Since ED can start in puppyhood, dogs that suffer from clinical ED will often start showing lameness between 6 and 12 months of age. Any persistent front limb lameness in puppies should be thoroughly investigated by a veterinary surgeon. (Remember, there are other diseases and condition which can produce these symptoms). ED usually causes pain on flexing or extention of the elbow and the puppy may show a stilted forelimb gait but X-rays are needed for confirmation. Like hip dysplasia again, treatement depends on the severity of the disease.

Some cases can be managed with controlled exercise and weight management (this should be done in all cases, regardless of severity) whilst others may require drugs to relieve pain and inflammation. Severe cases may require surgery. Treatment should always be discussed with your vet and considered on an individual case basis. The irreversible changes mean that the dog’s ability to exercise will gradually be restricted through life but with correct management, especially in the early stages, the dog can lead a comfortable life.

Prevention of Elbow Dysplasia

The main cause of elbow dysplasia is genetic – research has shown that ED is a high heritability disease (ie.a high proportion of the cause of the condition is genetic) and the higher the degree of ED in the parents, the greater the chance of passing the disease to their offspring. However, other factors, such as growth rate, diet and exercise can also play significant roles in influencing the severity of the disease.

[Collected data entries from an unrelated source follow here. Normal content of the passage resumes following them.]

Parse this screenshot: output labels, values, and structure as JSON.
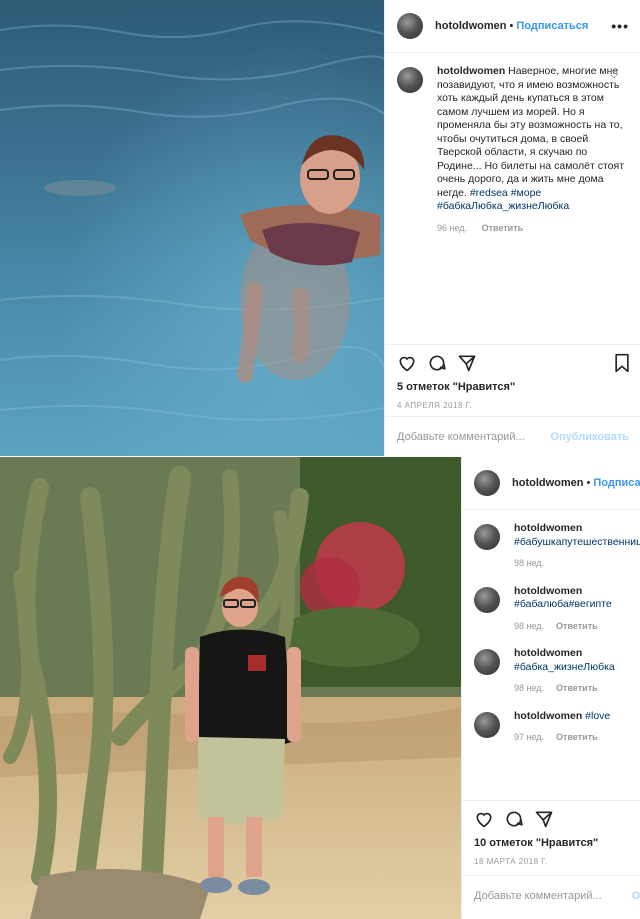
{
  "post1": {
    "username": "hotoldwomen",
    "follow_label": "Подписаться",
    "dot": "•",
    "more": "•••",
    "caption": {
      "username": "hotoldwomen",
      "text": "Наверное, многие мне позавидуют, что я имею возможность хоть каждый день купаться в этом самом лучшем из морей. Но я променяла бы эту возможность на то, чтобы очутиться дома, в своей Тверской области, я скучаю по Родине... Но билеты на самолёт стоят очень дорого, да и жить мне дома негде.",
      "tags": [
        "#redsea",
        "#море",
        "#бабкаЛюбка_жизнеЛюбка"
      ],
      "time": "96 нед.",
      "reply": "Ответить"
    },
    "likes": "5 отметок \"Нравится\"",
    "date": "4 АПРЕЛЯ 2018 Г.",
    "add_comment_placeholder": "Добавьте комментарий...",
    "publish_label": "Опубликовать"
  },
  "post2": {
    "username": "hotoldwomen",
    "follow_label": "Подписаться",
    "dot": "•",
    "comments": [
      {
        "username": "hotoldwomen",
        "tag": "#бабушкапутешественница",
        "time": "98 нед.",
        "reply": ""
      },
      {
        "username": "hotoldwomen",
        "tag": "#бабалюба#вегипте",
        "time": "98 нед.",
        "reply": "Ответить"
      },
      {
        "username": "hotoldwomen",
        "tag": "#бабка_жизнеЛюбка",
        "time": "98 нед.",
        "reply": "Ответить"
      },
      {
        "username": "hotoldwomen",
        "tag": "#love",
        "time": "97 нед.",
        "reply": "Ответить"
      }
    ],
    "likes": "10 отметок \"Нравится\"",
    "date": "18 МАРТА 2018 Г.",
    "add_comment_placeholder": "Добавьте комментарий...",
    "publish_label": "Оп"
  },
  "colors": {
    "link": "#3897f0",
    "hashtag": "#003569",
    "muted": "#999999",
    "text": "#262626"
  }
}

Elbow dysplasia is a hereditary disease therefore the only way to combat the disease is to make sure that only animals with “healthy” elbows are chosen for breeding, so that the problem can be reduced within the entire canine population. Certain breeds, which share genetic material, are more vulnerable to this disease – in particular, medium- and large-breed dogs, such as the Basset Hound, English Mastiff, German Shepherd, Golden Retriever, Great Dane, Irish Wolfhound,Labrador Retriever, Newfoundland and Rottweiler.

To help only select animals with the best genetic make-up for breeding, especially with regards to elbows, a new UK ED screening scheme has been set up where animals are radiographed and given a score, based on any signs of ED in their elbows. The grades are either 0 for Normal, 1 for mild ED, 2 for Moderate ED and 3 for Severe ED. Breeders are advised to get all their breeding stock graded and to only breed from animals with scores of 1 or 0. This way, most of the subclinical and clinical dogs will be eliminated from the breeding pool and prevented from passing their defective genes onto the next generation.

It is important that a high proportion of breeders in all affected breeds participate in this screening programme and that screening is carried out over several generations (because ED shows dominant inheritance) to ensure success. Other countries have been successful in significantly reducing the ED problem through similar screening schemes and it is hoped that the UK can follow in their footsteps.